I am looking to but duals under my 91 GMC 3/4 dump body and seen a kit in jcwhitney that would do this and also have been told that all I need to do is get longer studs and then put some budd wheels underneath. What is the best way if this is to be done if possible. Thanks

Darin


----------



## karl klein (Jan 28, 2001)

i have seen someone who put the kit on and was actually thinking aboutit myself but never did.


----------



## chevy (Jan 21, 2002)

For nothing heres my two cents. If I was doing that(mines already a dually) I would look into getting a complete dually rear axel. Here in Ct. we have a Bargain News Paper cost about 1.75 and its full of stuff. A complete dually rear end with tires and springs cost approx. $200-400. Theres been plenty to choose from too. I was thinking about one when I needed some springs. This set up should bolt right in to your truck, but you can't inter swap parts from one to the other. The only thing thats inter swapable is the gears if you have a 14 bolt full floater. Check this out first. Instead of doing a look a like get the real McCoy. You'll be better off.


----------



## karl klein (Jan 28, 2001)

the problem with that is you have to get the same gears as before, the springs have to line up, the shock mounts have to line up, brake lines, and drive shaft


----------



## Chuck Smith (Dec 30, 1999)

Do a search in this forum. 75 (Rob) has already posted the differences between dually and single rear wheel axles as far as spring mount locations, shock mounts, etc.

~Chuck


----------



## 2401 (Feb 3, 2001)

Here's a couple of discussions on the topic:

http://www.plowsite.com/showthread.php?threadid=5499&highlight=dually

http://www.plowsite.com/showthread.php?threadid=2611&highlight=dually

These were trucks in the 73 to 87 model range, I don't know how much things changed by 91 as far as frame widths, spring pads, shock locations etc but in general, I would say that if you're serious about "going dual" you are better off with an axle swap.

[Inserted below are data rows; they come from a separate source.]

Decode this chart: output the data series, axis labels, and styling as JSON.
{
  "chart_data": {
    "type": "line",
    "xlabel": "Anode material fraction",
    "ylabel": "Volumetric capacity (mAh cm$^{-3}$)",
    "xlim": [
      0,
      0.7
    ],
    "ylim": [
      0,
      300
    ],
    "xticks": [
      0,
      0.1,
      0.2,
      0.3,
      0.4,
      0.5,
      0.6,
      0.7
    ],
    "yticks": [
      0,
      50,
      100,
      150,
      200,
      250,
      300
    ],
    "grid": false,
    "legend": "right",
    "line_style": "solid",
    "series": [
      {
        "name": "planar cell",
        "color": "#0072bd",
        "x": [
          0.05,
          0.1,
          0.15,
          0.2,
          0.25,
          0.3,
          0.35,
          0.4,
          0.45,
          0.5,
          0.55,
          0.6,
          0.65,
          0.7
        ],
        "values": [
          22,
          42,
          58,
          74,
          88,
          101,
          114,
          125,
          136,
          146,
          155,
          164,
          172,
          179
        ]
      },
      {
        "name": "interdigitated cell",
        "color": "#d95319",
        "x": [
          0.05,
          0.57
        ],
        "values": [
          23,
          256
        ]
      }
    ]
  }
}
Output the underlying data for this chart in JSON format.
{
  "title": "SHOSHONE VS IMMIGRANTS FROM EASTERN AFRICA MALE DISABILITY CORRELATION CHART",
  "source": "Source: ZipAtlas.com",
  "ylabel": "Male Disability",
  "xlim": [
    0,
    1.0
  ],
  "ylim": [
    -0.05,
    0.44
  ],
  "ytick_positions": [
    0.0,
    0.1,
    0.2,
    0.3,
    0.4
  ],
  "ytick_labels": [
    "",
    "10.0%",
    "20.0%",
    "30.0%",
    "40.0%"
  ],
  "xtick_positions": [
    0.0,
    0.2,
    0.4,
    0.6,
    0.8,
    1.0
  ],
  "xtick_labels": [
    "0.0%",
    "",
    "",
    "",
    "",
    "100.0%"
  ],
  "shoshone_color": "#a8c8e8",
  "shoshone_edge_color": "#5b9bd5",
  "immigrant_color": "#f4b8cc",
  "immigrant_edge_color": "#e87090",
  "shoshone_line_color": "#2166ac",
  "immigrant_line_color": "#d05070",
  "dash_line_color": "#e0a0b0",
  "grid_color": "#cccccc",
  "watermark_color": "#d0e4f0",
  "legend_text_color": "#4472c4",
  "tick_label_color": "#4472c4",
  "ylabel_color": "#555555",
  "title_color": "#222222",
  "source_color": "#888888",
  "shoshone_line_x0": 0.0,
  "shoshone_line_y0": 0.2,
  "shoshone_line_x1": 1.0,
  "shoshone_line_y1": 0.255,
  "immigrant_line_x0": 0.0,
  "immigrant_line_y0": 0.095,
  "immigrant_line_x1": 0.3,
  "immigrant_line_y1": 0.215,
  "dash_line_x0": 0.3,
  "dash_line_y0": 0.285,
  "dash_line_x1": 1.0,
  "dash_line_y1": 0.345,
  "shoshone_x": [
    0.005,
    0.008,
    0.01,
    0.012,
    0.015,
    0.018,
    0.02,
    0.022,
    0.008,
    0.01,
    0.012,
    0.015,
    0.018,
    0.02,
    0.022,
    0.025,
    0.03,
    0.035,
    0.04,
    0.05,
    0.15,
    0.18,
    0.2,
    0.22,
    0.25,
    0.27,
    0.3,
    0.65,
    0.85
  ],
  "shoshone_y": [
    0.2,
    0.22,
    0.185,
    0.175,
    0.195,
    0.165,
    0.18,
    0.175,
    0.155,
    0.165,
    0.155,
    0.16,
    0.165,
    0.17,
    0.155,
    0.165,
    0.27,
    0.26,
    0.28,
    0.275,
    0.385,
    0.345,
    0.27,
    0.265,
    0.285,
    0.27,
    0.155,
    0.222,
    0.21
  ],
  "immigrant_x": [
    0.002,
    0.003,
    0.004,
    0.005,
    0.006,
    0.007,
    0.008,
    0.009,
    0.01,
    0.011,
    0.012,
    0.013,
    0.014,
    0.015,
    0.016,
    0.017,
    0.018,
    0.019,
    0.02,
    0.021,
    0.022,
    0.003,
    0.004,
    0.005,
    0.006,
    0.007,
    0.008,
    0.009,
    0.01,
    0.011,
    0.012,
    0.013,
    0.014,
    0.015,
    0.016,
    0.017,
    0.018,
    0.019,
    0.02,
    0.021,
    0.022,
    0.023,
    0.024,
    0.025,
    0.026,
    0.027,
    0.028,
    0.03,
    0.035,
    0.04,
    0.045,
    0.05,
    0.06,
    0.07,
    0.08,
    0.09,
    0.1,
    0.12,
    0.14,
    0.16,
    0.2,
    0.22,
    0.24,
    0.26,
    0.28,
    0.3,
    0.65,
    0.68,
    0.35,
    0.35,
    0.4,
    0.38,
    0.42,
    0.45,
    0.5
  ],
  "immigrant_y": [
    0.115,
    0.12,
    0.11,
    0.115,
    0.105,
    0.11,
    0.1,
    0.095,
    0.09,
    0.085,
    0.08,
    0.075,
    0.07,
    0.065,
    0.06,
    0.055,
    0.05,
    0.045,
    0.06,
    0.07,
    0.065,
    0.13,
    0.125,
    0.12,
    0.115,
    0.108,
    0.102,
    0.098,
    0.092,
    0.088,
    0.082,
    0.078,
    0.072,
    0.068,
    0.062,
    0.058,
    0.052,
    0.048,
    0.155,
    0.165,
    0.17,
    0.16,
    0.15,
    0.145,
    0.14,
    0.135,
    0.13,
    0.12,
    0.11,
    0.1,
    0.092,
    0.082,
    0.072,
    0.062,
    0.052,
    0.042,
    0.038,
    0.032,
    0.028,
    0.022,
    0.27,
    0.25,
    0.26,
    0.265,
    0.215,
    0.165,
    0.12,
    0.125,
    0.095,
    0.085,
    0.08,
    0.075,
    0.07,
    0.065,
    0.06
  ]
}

IMO the kits are for "the look" but aren't a real dually, the reason for the extra two tires in the first place is payload and by putting on a kit conversion you are still using the same 3/4 ton brakes etc to stop the extra weight that extra pair of tires can carry.

Depending on which axle is in your truck now, you _may_ have to modify (ie shorten, possibly different rear U-joint) the driveshaft. When I put duals under my 75 many years ago, the driveshaft had to be shortened by a couple inches due to the larger "pumpkin" on the dually axle.


----------